The notation $\mathbb{Z}[i]/(p)$ means $\mathbb{Z}[i]$ modulo the ideal generated by $p$, i.e., the multiples of $p$ (in the Gaussian integers).
The expression on the right is supposed to be $\mathbb{Z}_p[x]/(x^2+1)$. So first, $\mathbb{Z}_p$ is the integers modulo $p$, $\mathbb{Z}/p\mathbb{Z}$. Then you take $\mathbb{Z}_p[x]$, which are the polynomials with coefficients in $\mathbb{Z}_p$. Finally, you take the quotient modulo $x^2+1$, which means two polynomials with coefficients in $\mathbb{Z}_p$ are equivalent if and only if their difference is a multiple of $x^2+1$ (multiple in $\mathbb{Z}_p[x]$).

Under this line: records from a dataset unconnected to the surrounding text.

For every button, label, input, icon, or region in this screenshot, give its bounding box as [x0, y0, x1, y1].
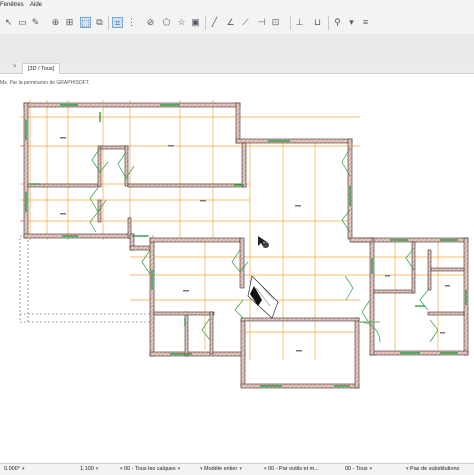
align-icon[interactable]: ⊥ [294, 17, 305, 28]
snap-icon[interactable]: ⌗ [112, 17, 123, 28]
axis-markers [20, 140, 251, 222]
status-bar: 0.000° ▾ 1:100 ▾ ▾ 00 - Tous les calques ▾ … [0, 463, 474, 475]
close-tab-icon[interactable]: × [13, 64, 17, 70]
toolbar-separator [205, 16, 206, 30]
view-tab-bar: × [3D / Tous] [0, 63, 474, 74]
toolbar-separator [290, 16, 291, 30]
fill-icon[interactable]: ▣ [190, 17, 201, 28]
eyedropper-icon[interactable]: ⚲ [332, 17, 343, 28]
toolbar: ↖ ▭ ✎ ⊕ ⊞ ⬚ ⧉ ⌗ ⋮ ⊘ ⬠ ☆ ▣ ╱ ∠ ⟋ ⊣ ⊡ ⊥ ⊔ … [0, 12, 474, 34]
star-icon[interactable]: ☆ [176, 17, 187, 28]
compass-icon[interactable]: ⊘ [145, 17, 156, 28]
polygon-icon[interactable]: ⬠ [161, 17, 172, 28]
distribute-icon[interactable]: ⊔ [312, 17, 323, 28]
menu-item-fenetres[interactable]: Fenêtres [0, 2, 24, 8]
info-box-area [0, 34, 474, 64]
measure-icon[interactable]: ⊞ [64, 17, 75, 28]
status-angle[interactable]: 0.000° ▾ [4, 466, 24, 472]
zoom-icon[interactable]: ⊕ [50, 17, 61, 28]
grid-icon[interactable]: ⋮ [126, 17, 137, 28]
split-icon[interactable]: ⊣ [256, 17, 267, 28]
menu-item-aide[interactable]: Aide [30, 2, 42, 8]
angle-icon[interactable]: ∠ [225, 17, 236, 28]
tab-3d-all[interactable]: [3D / Tous] [22, 63, 61, 74]
cursor-icon [258, 236, 269, 248]
status-renovation[interactable]: 00 - Tous ▾ [345, 466, 372, 472]
status-scale[interactable]: 1:100 ▾ [80, 466, 98, 472]
rectangle-icon[interactable]: ▭ [17, 17, 28, 28]
menu-bar: Fenêtres Aide [0, 0, 474, 12]
status-view[interactable]: ▾ 00 - Par outils et m... [262, 466, 319, 472]
status-substitution[interactable]: ▾ Pas de substitutions [404, 466, 459, 472]
marquee-icon[interactable]: ⬚ [80, 17, 91, 28]
arrow-select-icon[interactable]: ↖ [3, 17, 14, 28]
line-icon[interactable]: ╱ [209, 17, 220, 28]
trim-icon[interactable]: ⟋ [240, 17, 251, 28]
offset-icon[interactable]: ⊡ [270, 17, 281, 28]
copy-icon[interactable]: ⧉ [94, 17, 105, 28]
toolbar-separator [108, 16, 109, 30]
status-layers[interactable]: ▾ 00 - Tous les calques ▾ [118, 466, 180, 472]
layers-icon[interactable]: ≡ [360, 17, 371, 28]
toolbar-separator [328, 16, 329, 30]
status-model[interactable]: ▾ Modèle entier ▾ [198, 466, 242, 472]
pen-icon[interactable]: ✎ [30, 17, 41, 28]
chevron-down-icon[interactable]: ▾ [346, 17, 357, 28]
floor-plan-canvas[interactable] [0, 88, 474, 462]
credit-text: Mx. Par la permission de GRAPHISOFT. [0, 80, 90, 86]
stair [247, 275, 279, 319]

If you know the Isomorphism Theorem for rings, then the simplest way to do this is to construct a ring homomorphism either from $\mathbb{Z}[i]$ to $\mathbb{Z}_p[x]/(x^2+1)$ that is onto, and has kernel equal to the multiples of $p$; or a ring homomorphism from $\mathbb{Z}_p[x]/(x^2+1)$ to $\mathbb{Z}[i]/(p)$ that is onto and whose kernel are exactly the multiples of $x^2+1$. The latter is probably simpler.

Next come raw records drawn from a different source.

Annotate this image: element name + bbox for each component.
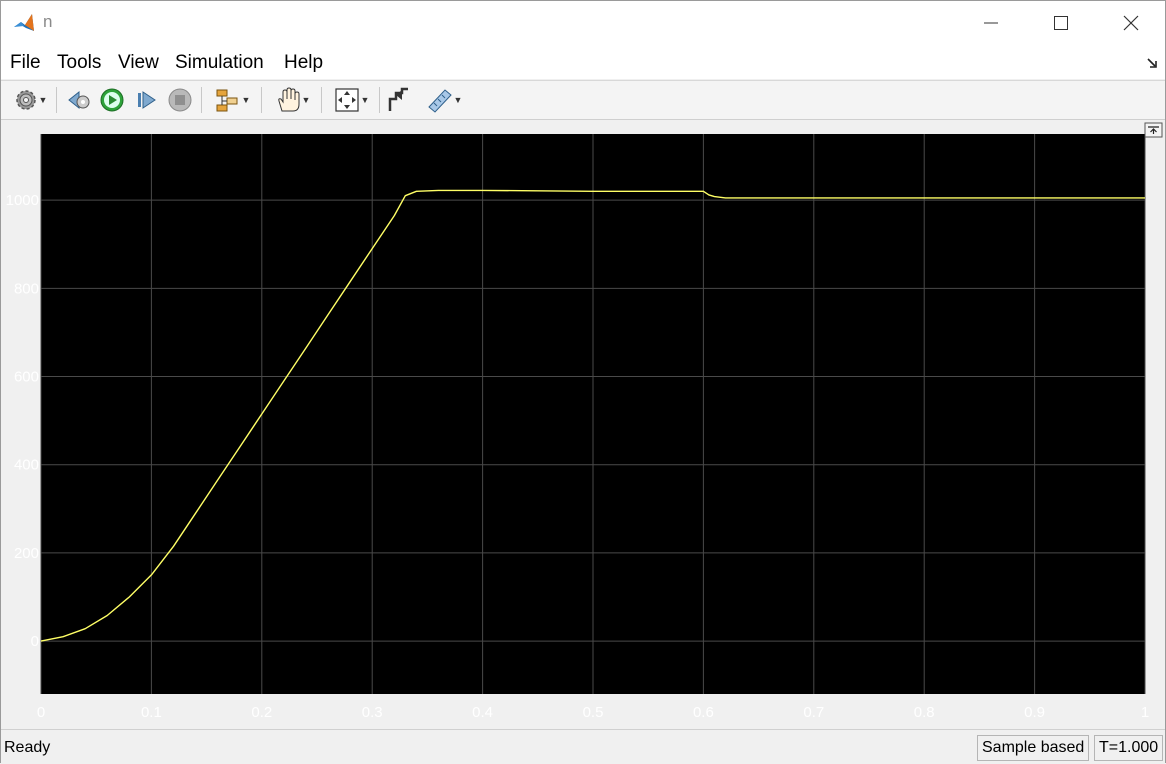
y-tick-label: 1000 <box>6 192 39 209</box>
menu-view[interactable]: View <box>118 52 159 74</box>
step-forward-button[interactable] <box>131 86 161 114</box>
x-tick-label: 0.3 <box>362 704 383 721</box>
menu-file[interactable]: File <box>10 52 41 74</box>
close-icon <box>1123 15 1139 31</box>
scope-window: n File Tools View Simulation Help ▼ ▼ ▼ … <box>0 0 1166 764</box>
maximize-icon <box>1054 16 1068 30</box>
expand-arrow-icon[interactable] <box>1146 57 1158 72</box>
settings-gear-icon <box>15 90 36 110</box>
maximize-button[interactable] <box>1026 1 1096 45</box>
zoom-fit-icon <box>334 88 359 112</box>
x-tick-label: 0.1 <box>141 704 162 721</box>
x-tick-label: 0.2 <box>251 704 272 721</box>
sample-mode-indicator: Sample based <box>977 735 1090 761</box>
y-tick-label: 600 <box>14 369 39 386</box>
menu-tools[interactable]: Tools <box>57 52 101 74</box>
y-tick-label: 0 <box>31 633 39 650</box>
toolbar-separator <box>321 87 322 113</box>
plot-area[interactable]: 0 0.1 0.2 0.3 0.4 0.5 0.6 0.7 0.8 0.9 1 0 200 400 600 8… <box>2 120 1165 726</box>
measurement-ruler-icon <box>427 89 452 113</box>
x-tick-label: 0.8 <box>914 704 935 721</box>
highlight-block-button[interactable] <box>385 86 413 114</box>
simulation-time-indicator: T=1.000 <box>1094 735 1164 761</box>
dropdown-arrow-icon: ▼ <box>38 95 48 105</box>
step-back-icon <box>68 90 90 110</box>
highlight-block-icon <box>388 87 408 111</box>
dropdown-arrow-icon: ▼ <box>301 95 311 105</box>
menu-help[interactable]: Help <box>284 52 323 74</box>
toolbar-separator <box>201 87 202 113</box>
stop-icon <box>168 88 192 112</box>
minimize-icon <box>984 22 998 24</box>
dropdown-arrow-icon: ▼ <box>360 95 370 105</box>
window-title: n <box>43 12 53 31</box>
toolbar-separator <box>261 87 262 113</box>
menu-simulation[interactable]: Simulation <box>175 52 264 74</box>
x-tick-label: 0.7 <box>803 704 824 721</box>
zoom-fit-button[interactable]: ▼ <box>327 86 375 114</box>
pan-hand-icon <box>277 87 300 112</box>
scope-chart[interactable]: 0 0.1 0.2 0.3 0.4 0.5 0.6 0.7 0.8 0.9 1 0 200 400 600 8… <box>2 120 1165 726</box>
minimize-button[interactable] <box>956 1 1026 45</box>
pan-button[interactable]: ▼ <box>268 86 316 114</box>
x-tick-label: 0.9 <box>1024 704 1045 721</box>
toolbar: ▼ ▼ ▼ ▼ ▼ <box>1 80 1165 120</box>
undock-button[interactable] <box>1144 122 1163 138</box>
stop-button[interactable] <box>165 86 195 114</box>
x-tick-label: 0.5 <box>583 704 604 721</box>
step-back-button[interactable] <box>64 86 94 114</box>
x-tick-label: 1 <box>1141 704 1149 721</box>
toolbar-separator <box>379 87 380 113</box>
x-tick-label: 0.6 <box>693 704 714 721</box>
settings-button[interactable]: ▼ <box>7 86 53 114</box>
x-tick-label: 0.4 <box>472 704 493 721</box>
close-button[interactable] <box>1096 1 1166 45</box>
y-tick-label: 200 <box>14 545 39 562</box>
menu-bar: File Tools View Simulation Help <box>1 45 1165 79</box>
step-forward-icon <box>138 91 156 109</box>
matlab-icon <box>12 11 36 35</box>
run-button[interactable] <box>97 86 127 114</box>
run-icon <box>100 88 124 112</box>
signal-hierarchy-icon <box>216 89 238 112</box>
status-text: Ready <box>4 739 51 756</box>
title-bar[interactable]: n <box>1 1 1165 45</box>
signal-hierarchy-button[interactable]: ▼ <box>208 86 256 114</box>
x-tick-label: 0 <box>37 704 45 721</box>
toolbar-separator <box>56 87 57 113</box>
dropdown-arrow-icon: ▼ <box>453 95 463 105</box>
measurement-button[interactable]: ▼ <box>420 86 468 114</box>
status-bar: Ready Sample based T=1.000 <box>1 729 1165 764</box>
dropdown-arrow-icon: ▼ <box>241 95 251 105</box>
y-tick-label: 800 <box>14 280 39 297</box>
y-tick-label: 400 <box>14 457 39 474</box>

If you don't know the Isomorphism Theorem for rings, you can try to define a homomorphism directly. You want to decide how to map an equivalence class of the form $a+bi + (p)$ ($a,b\in\mathbb{Z}$) to an equivalence class of the form $\overline{r}+\overline{s}x + (x^2+1)$, where $\overline{r}$ and $\overline{s}$ are integers modulo $p$ (you should first prove that every element in $\mathbb{Z}_p[x]$ is equivalent modulo $x^2+1$ to a polynomial of degree at most $1$; try using the division algorithm). There is an obvious choice: map $a+bi + (p)$ to $\overline{a}+\overline{b}x + (x^2+1)$ (the reason you would want to do this is that $x+(x^2+1)$ satisfies $t^2 + 1 = 0$ in $\mathbb{Z}_p[x]/(x^2+1)$; that is, it is a "square root of $-1$", just like $i$). You would need to show this is well-defined, one-to-one (on classes), onto, and a ring homomorphism.